Buoyancy indeed plays a large role in ensuring the participant's benefits from performing hydrogymnastics. When one is "submerged" in water, one's body will float, mainly due to the fact that water has an anti-gravitational effect. In hydrogymnastics, the deeper a person is immersed in water, the less body weight they are carrying, with this resulting in less pressure on one's joints, ligaments, bones and muscles; better flexibility; and increased range of motion. Because resistance activities are also incorporated into hydrogymnastics, this means that the participant will experience other health benefits such as muscle toning (especially around the legs, buttocks and arms) and reduced swelling (e.g. around the lower legs and feet).

=== Benefits on the elderly ===
When elderly people participate in hydrogymnastics, they gain the ability to move their body freely without the fear or risk of severely injuring themselves. This fear derives from their being prone to falling over because their weak, frail and fragile bodies simply cannot bear their body weight. In addition, hydrogymnastics will benefit the elderly because it is a way for them to keep active, move their body, stay physically healthy, and interact with others, which will ultimately benefit their mental, emotional and social well-being.

=== Benefits on the middle-aged ===
As one enters the middle-aged stage of life, it is common for one to lose strength and, as a result, be prone to injuries. By performing hydrogymnastics during this age period, one obtains benefits that can include improved upper/lower body strength, and endurance. One of the most beneficial hydrogymnastics activities would be "large muscle activities" such as walking in water, as this explicitly uses arm and leg movements and will increase the participant's muscular strength, endurance, and range of motion.

=== Benefits on youths ===
In regards to the youth age group, hydrogymnastics is mainly used to help support children or young adults who have disabilities or developmental delays. To positively affect children's functional mobility without causing excessive fatigue, therapists lead and assist activities such as floating, walking, resistance activities (e.g. using weights), sitting on floating mats, and performing in different water heights and water currents. Consequently, this increases their functional mobility. Doing hydrogymnastics in a group or with other participants also improves their socialisation skills, as interacting with others encourages them to engage with people belonging to their environment, a key characteristic necessary for individuals to function within society. Having an improved functional mobility has important implications on the overall health and development of young children with disabilities. This has the power to promote participation in other physical activities, which will improve their mental, physical, emotional, and spiritual well-being.

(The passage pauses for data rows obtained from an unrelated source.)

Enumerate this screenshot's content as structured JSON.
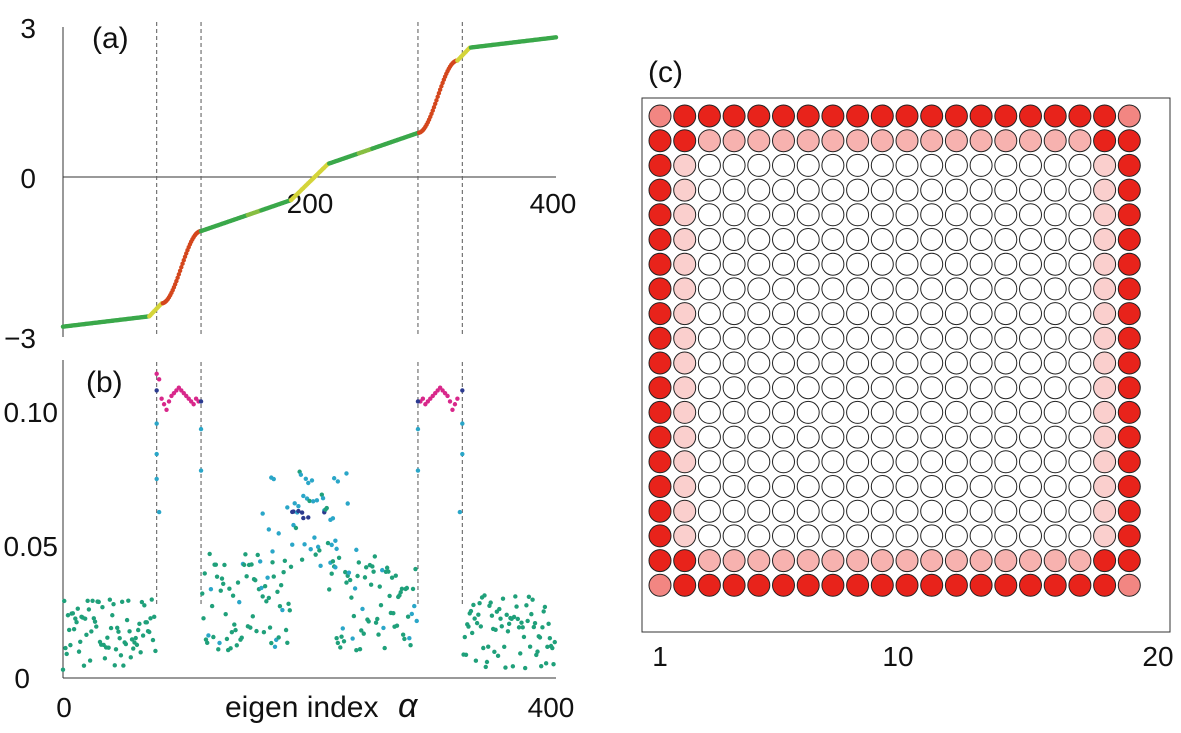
{
  "chart_data": [
    {
      "type": "scatter",
      "panel_label": "(a)",
      "description_series": "eigenvalues sorted by eigen index",
      "xlim": [
        0,
        400
      ],
      "ylim": [
        -3,
        3
      ],
      "x_ticks": [
        "200",
        "400"
      ],
      "x_tick_values": [
        200,
        400
      ],
      "y_ticks": [
        "3",
        "0",
        "−3"
      ],
      "y_tick_values": [
        3,
        0,
        -3
      ],
      "vlines": [
        76,
        112,
        288,
        324
      ],
      "plateaus": [
        {
          "from": 0,
          "to": 70,
          "y_start": -2.8,
          "y_end": -2.6
        },
        {
          "from": 70,
          "to": 80,
          "y_start": -2.6,
          "y_end": -2.35
        },
        {
          "from": 80,
          "to": 112,
          "y_start": -2.35,
          "y_end": -0.95
        },
        {
          "from": 112,
          "to": 185,
          "y_start": -0.95,
          "y_end": -0.35
        },
        {
          "from": 185,
          "to": 215,
          "y_start": -0.35,
          "y_end": 0.35
        },
        {
          "from": 215,
          "to": 288,
          "y_start": 0.35,
          "y_end": 0.95
        },
        {
          "from": 288,
          "to": 320,
          "y_start": 0.95,
          "y_end": 2.35
        },
        {
          "from": 320,
          "to": 330,
          "y_start": 2.35,
          "y_end": 2.6
        },
        {
          "from": 330,
          "to": 400,
          "y_start": 2.6,
          "y_end": 2.8
        }
      ],
      "colors": {
        "bulk": "#3aa84a",
        "transition": "#d4d43a",
        "edge": "#d4461c"
      }
    },
    {
      "type": "scatter",
      "panel_label": "(b)",
      "xlabel": "eigen index",
      "xlabel_symbol": "α",
      "xlim": [
        0,
        400
      ],
      "ylim": [
        0,
        0.115
      ],
      "x_ticks": [
        "0",
        "400"
      ],
      "x_tick_values": [
        0,
        400
      ],
      "y_ticks": [
        "0.10",
        "0.05",
        "0"
      ],
      "y_tick_values": [
        0.1,
        0.05,
        0
      ],
      "vlines": [
        76,
        112,
        288,
        324
      ],
      "edge_points_x": [
        76,
        78,
        80,
        82,
        84,
        86,
        88,
        90,
        92,
        94,
        96,
        98,
        100,
        102,
        104,
        106,
        108,
        110,
        290,
        292,
        294,
        296,
        298,
        300,
        302,
        304,
        306,
        308,
        310,
        312,
        314,
        316,
        318,
        320
      ],
      "edge_points_y": [
        0.11,
        0.108,
        0.101,
        0.099,
        0.097,
        0.1,
        0.102,
        0.103,
        0.104,
        0.105,
        0.104,
        0.103,
        0.102,
        0.101,
        0.1,
        0.099,
        0.101,
        0.1,
        0.1,
        0.101,
        0.099,
        0.1,
        0.101,
        0.102,
        0.103,
        0.104,
        0.105,
        0.104,
        0.103,
        0.102,
        0.1,
        0.097,
        0.099,
        0.101
      ],
      "colors": {
        "bulk": "#1fa07a",
        "mid": "#2aa6c8",
        "deep": "#2b3a8f",
        "edge": "#d8278a"
      }
    },
    {
      "type": "heatmap",
      "panel_label": "(c)",
      "rows": 20,
      "cols": 20,
      "x_ticks": [
        "1",
        "10",
        "20"
      ],
      "x_tick_values": [
        1,
        10,
        20
      ],
      "intensity_levels": {
        "corner": 0.55,
        "outer": 1.0,
        "second_ring_edge_rows": 0.35,
        "second_ring_side_cols": 0.22,
        "interior": 0.0
      },
      "colors": {
        "high": "#e8231b",
        "low": "#ffffff",
        "stroke": "#222222"
      }
    }
  ]
}
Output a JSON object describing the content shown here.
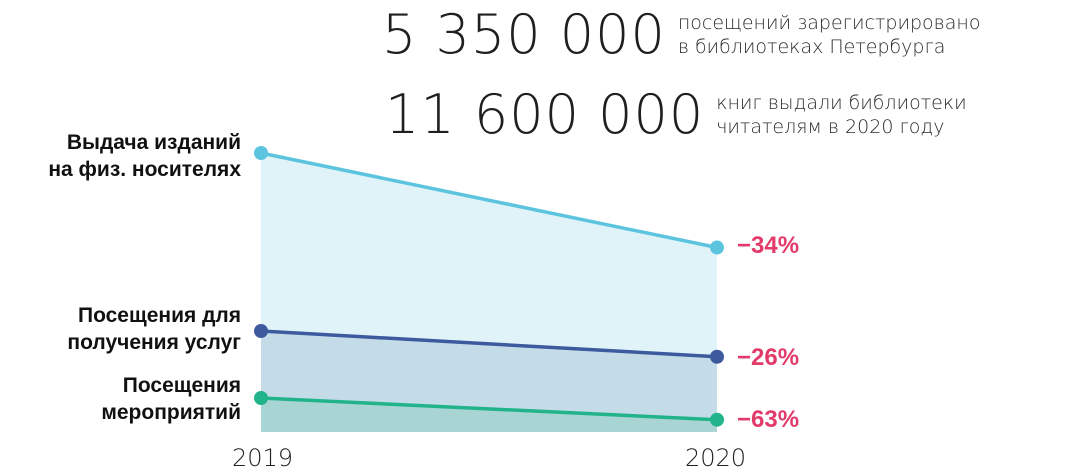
{
  "stats": [
    {
      "number": "5 350 000",
      "text_line1": "посещений зарегистрировано",
      "text_line2": "в библиотеках Петербурга"
    },
    {
      "number": "11 600 000",
      "text_line1": "книг выдали библиотеки",
      "text_line2": "читателям в 2020 году"
    }
  ],
  "chart_data": {
    "type": "area",
    "x": [
      "2019",
      "2020"
    ],
    "series": [
      {
        "name_line1": "Выдача изданий",
        "name_line2": "на физ. носителях",
        "change": "−34%",
        "values": [
          100,
          66
        ],
        "color": "#5cc4de",
        "fill": "#e0f3f8"
      },
      {
        "name_line1": "Посещения для",
        "name_line2": "получения услуг",
        "change": "−26%",
        "values": [
          100,
          74
        ],
        "color": "#3d5a9e",
        "fill": "#c4dbe8"
      },
      {
        "name_line1": "Посещения",
        "name_line2": "мероприятий",
        "change": "−63%",
        "values": [
          100,
          37
        ],
        "color": "#21b38a",
        "fill": "#a8d4d3"
      }
    ],
    "grid": false
  }
}
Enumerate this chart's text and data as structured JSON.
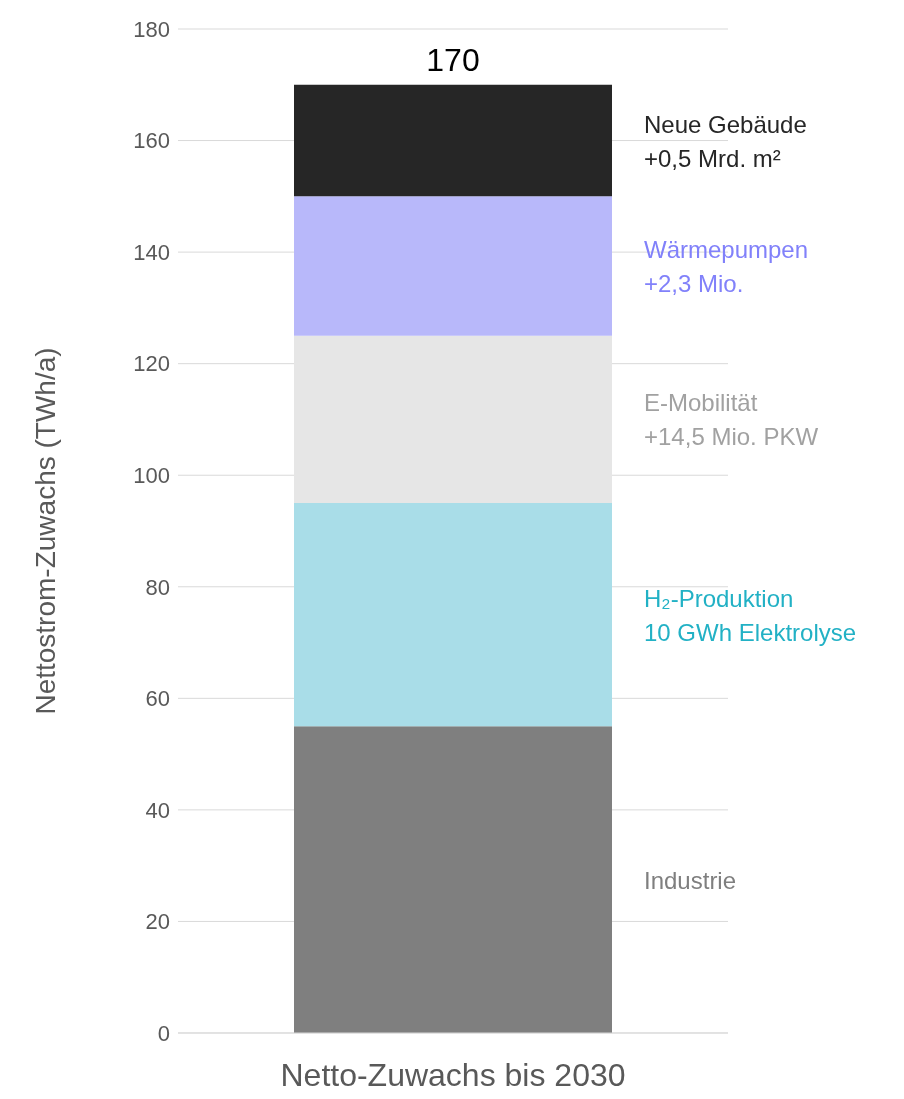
{
  "chart_data": {
    "type": "bar",
    "stacked": true,
    "ylabel": "Nettostrom-Zuwachs (TWh/a)",
    "categories": [
      "Netto-Zuwachs bis 2030"
    ],
    "series": [
      {
        "name": "Industrie",
        "color": "#7f7f7f",
        "values": [
          55
        ]
      },
      {
        "name": "H₂-Produktion\n10 GWh Elektrolyse",
        "color": "#a9dde8",
        "values": [
          40
        ]
      },
      {
        "name": "E-Mobilität\n+14,5 Mio. PKW",
        "color": "#e6e6e6",
        "values": [
          30
        ]
      },
      {
        "name": "Wärmepumpen\n+2,3 Mio.",
        "color": "#b8b8fa",
        "values": [
          25
        ]
      },
      {
        "name": "Neue Gebäude\n+0,5 Mrd. m²",
        "color": "#262626",
        "values": [
          20
        ]
      }
    ],
    "totals": [
      "170"
    ],
    "ylim": [
      0,
      180
    ],
    "yticks": [
      0,
      20,
      40,
      60,
      80,
      100,
      120,
      140,
      160,
      180
    ],
    "grid": "y"
  }
}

=== Benefits on athletes ===
Hydrogymnastics can also be performed by any level of athlete, including: professionals (Olympians, world champions, etc.), elite athletes, and international, national, state, and local stream athletes. To these athletes, hydrogymnastics is a different way of training; moving in water means they are carrying a lighter body weight and are therefore not putting extra strain on their bodies, muscles, bones, and joints. If they are recovering from an injury or going through their recovery, building back their strength and endurance in water is a very effective method and can potentially result in their returning to their land-based sport more speedily. Applying motor skills in water can potentially increase the participant's confidence, because in water they can do things they are unable to do on land.

== Health risks ==
There are not many health risks associated with hydrogymnastics; however, it is important for therapists and participants to take precautions in order to prevent injuries or internal damage, regardless of age or ability level. These precautions include: being aware of potential ear infections (considering hydrogymnastics is performed in water) and understanding that overuse can cause muscle strains, aches, cramps, soreness, and even tears. If a severe injury such as a broken bone, soft tissue or fracture exists, it is strongly recommended that the participant not perform hydrogymnastics until the injury has sufficiently healed or until the therapist advises to do so.